For each acquisition program, the insurance company:
Establishes a dedicated protect cell,
Issues a bond,
Sets up reserves (in trust) to cover the its embedded credit insurance guarantee to repay principal,
Finances the acquisition,
Purchases outstanding debt, and
Recapitalize the identified businesses.
Such a program can purchase the acquisition target's debt at face value.
Typical terms for investments in the Middle Market companies:
Secured loan,
Interest payments of 15%-16% on a look-back-make whole basis,
Management earn-out,
Companies provide an equity kicker directly to the bond buyers as incentive to purchase the bonds.
Value proposition for the companies:
Solution provides patient capital at terms these companies can meet.

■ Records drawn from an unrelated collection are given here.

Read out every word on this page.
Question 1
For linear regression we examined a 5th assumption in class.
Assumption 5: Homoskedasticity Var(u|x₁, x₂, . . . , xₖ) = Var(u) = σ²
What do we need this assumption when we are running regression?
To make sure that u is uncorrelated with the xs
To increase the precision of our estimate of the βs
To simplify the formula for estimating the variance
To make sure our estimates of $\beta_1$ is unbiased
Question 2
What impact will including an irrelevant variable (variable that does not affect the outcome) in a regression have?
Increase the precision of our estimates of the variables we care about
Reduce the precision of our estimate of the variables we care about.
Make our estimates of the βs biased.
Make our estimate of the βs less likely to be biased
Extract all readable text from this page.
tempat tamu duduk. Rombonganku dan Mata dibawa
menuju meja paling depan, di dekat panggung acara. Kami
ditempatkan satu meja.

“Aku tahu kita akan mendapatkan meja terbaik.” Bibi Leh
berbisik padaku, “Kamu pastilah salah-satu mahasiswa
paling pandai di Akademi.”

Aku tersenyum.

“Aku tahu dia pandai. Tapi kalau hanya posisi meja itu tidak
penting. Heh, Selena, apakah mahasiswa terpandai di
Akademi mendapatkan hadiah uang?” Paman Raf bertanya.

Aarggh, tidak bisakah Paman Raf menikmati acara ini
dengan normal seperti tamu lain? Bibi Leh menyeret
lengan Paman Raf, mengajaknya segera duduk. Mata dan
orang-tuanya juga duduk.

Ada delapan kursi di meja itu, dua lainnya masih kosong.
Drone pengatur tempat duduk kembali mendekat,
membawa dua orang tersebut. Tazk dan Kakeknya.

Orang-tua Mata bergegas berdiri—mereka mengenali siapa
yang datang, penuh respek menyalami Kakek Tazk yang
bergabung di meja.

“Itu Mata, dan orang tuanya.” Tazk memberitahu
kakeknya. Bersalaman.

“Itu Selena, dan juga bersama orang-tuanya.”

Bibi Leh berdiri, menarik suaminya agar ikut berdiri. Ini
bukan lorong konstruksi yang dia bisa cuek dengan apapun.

Over a 5-10 year period, well supported professional management, unencumbered by private equity financialization, can rebuild, grow their businesses, and go forward owning their businesses and controlling the companies' destinies.
This approach:
Brings together the best characteristics of an equity investment and debt financing for these companies and
Provides compelling returns to the institutional bond buyers.
Scale
Programs can operate for individual acquisitions or as a blind-pool to pursue a diversified portfolio of acquisitions.
Institutional Roles
Investment banks:
Originating/vetting qualified Middle Market companies,
Negotiating prices for the assets,
Negotiating the purchase of the outstanding debt, and
Placing Stronghold designed instruments with institutional investors to support the acquisitions.
Commercial banks:
Senior debt financing to companies, where a Stronghold program provided mezzanine debt.
Securities lending to bond buyers interested in leveraging the instruments and
Bridge financing to an acquisition team (repaid upon bond issuance) to facilitate acquisition timing.
Institutional & qualified investors:
Purchase Stronghold designed bonds and
Recommend Middle Market companies in which they have interests or synergies.
Fixed Income Market
The NAIC has withdrawn favorable treatment on many “enhanced yield" structured products.
Stronghold instruments stand as debt securities of an insurance company — not structured products.
These developments have throttled institutional fixed income return prospects (especially for insurance companies).
Why Now?
Stronghold has designed a solution to affect structural change across these vital Middle Market companies.
The current economic conditions provide motivated buyers for the Stronghold designed bonds and motivated sellers of these assets.